A car show, a 25-cent cake walk featuring 38 cakes, bingo games, a swap meet, breakfast at the Masonic Lodge Hall, doughnuts and coffee at the Vader Lions Hall, and the centerpiece parade that started at 11:10 a.m. Saturday and wound through the small downtown for 15 minutes all brought cheer to a town that recently has been torn as its kindergarten-through-eighth-grade school closed.

The school closed after voters failed to pass a maintenance and operations levy and construction bond in March. Now the 85 students take the bus to a temporary school near Toledo. Saturday was a day to forget about the closure of the school owing to safety concerns, and instead to have a bit of small-town, relaxing celebration.

Vader May Day was created back in 1952 by Lena DeAger to attract visitors to Vader. More than half a century later, DeAger's two daughters were keeping the tradition alive. Daughter Wanda Smith ran the cake walk, while her sister Diana Trahanes was central as chairperson to the parade.

"We don't know what happened to the maypole. It was stored at the school," Smith said, adding the children dancing around the maypole usually practiced in the afternoons at the school.

Smith said also missing for the first time in 55 years was any local school bands. Yet it didn't matter as the crowd enjoyed the old standards of any community festival, from kids scattering after candy thrown from the parade entrants to simply standing together and chatting.

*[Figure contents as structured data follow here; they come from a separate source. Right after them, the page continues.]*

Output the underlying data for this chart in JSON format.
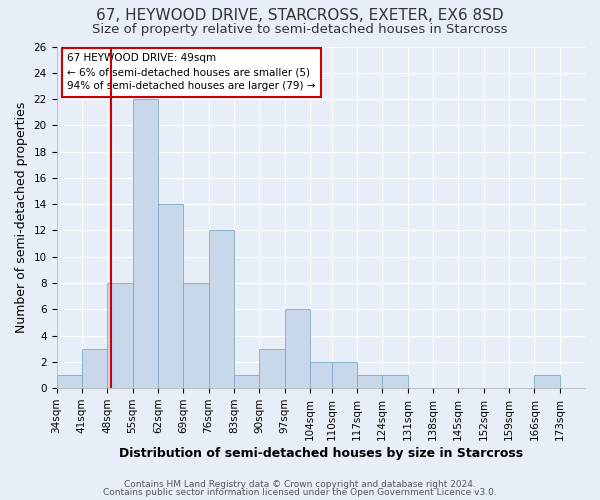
{
  "title": "67, HEYWOOD DRIVE, STARCROSS, EXETER, EX6 8SD",
  "subtitle": "Size of property relative to semi-detached houses in Starcross",
  "xlabel": "Distribution of semi-detached houses by size in Starcross",
  "ylabel": "Number of semi-detached properties",
  "bin_edges": [
    34,
    41,
    48,
    55,
    62,
    69,
    76,
    83,
    90,
    97,
    104,
    110,
    117,
    124,
    131,
    138,
    145,
    152,
    159,
    166,
    173
  ],
  "counts": [
    1,
    3,
    8,
    22,
    14,
    8,
    12,
    1,
    3,
    6,
    2,
    2,
    1,
    1,
    0,
    0,
    0,
    0,
    0,
    1
  ],
  "bar_color": "#c8d8ea",
  "bar_edge_color": "#7aaac8",
  "property_line_x": 49,
  "property_line_color": "#cc0000",
  "ylim": [
    0,
    26
  ],
  "yticks": [
    0,
    2,
    4,
    6,
    8,
    10,
    12,
    14,
    16,
    18,
    20,
    22,
    24,
    26
  ],
  "tick_labels": [
    "34sqm",
    "41sqm",
    "48sqm",
    "55sqm",
    "62sqm",
    "69sqm",
    "76sqm",
    "83sqm",
    "90sqm",
    "97sqm",
    "104sqm",
    "110sqm",
    "117sqm",
    "124sqm",
    "131sqm",
    "138sqm",
    "145sqm",
    "152sqm",
    "159sqm",
    "166sqm",
    "173sqm"
  ],
  "annotation_title": "67 HEYWOOD DRIVE: 49sqm",
  "annotation_line1": "← 6% of semi-detached houses are smaller (5)",
  "annotation_line2": "94% of semi-detached houses are larger (79) →",
  "annotation_box_color": "#ffffff",
  "annotation_box_edge_color": "#cc0000",
  "footer_line1": "Contains HM Land Registry data © Crown copyright and database right 2024.",
  "footer_line2": "Contains public sector information licensed under the Open Government Licence v3.0.",
  "background_color": "#e8eef8",
  "grid_color": "#ffffff",
  "title_fontsize": 11,
  "subtitle_fontsize": 9.5,
  "axis_label_fontsize": 9,
  "tick_fontsize": 7.5,
  "annotation_fontsize": 7.5,
  "footer_fontsize": 6.5
}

Trahanes wanted to stay away from any bad news surrounding the maypole and the school closing. She did vow to bring back the festival bigger and better next year.

"There's more people now involved in it," Trahanes said. "Next year we'll have the maypole back."

She said more businesses were involved this year, and the crowd was larger.

"We're getting new people," Trahanes said. "It turned out real well and it didn't rain."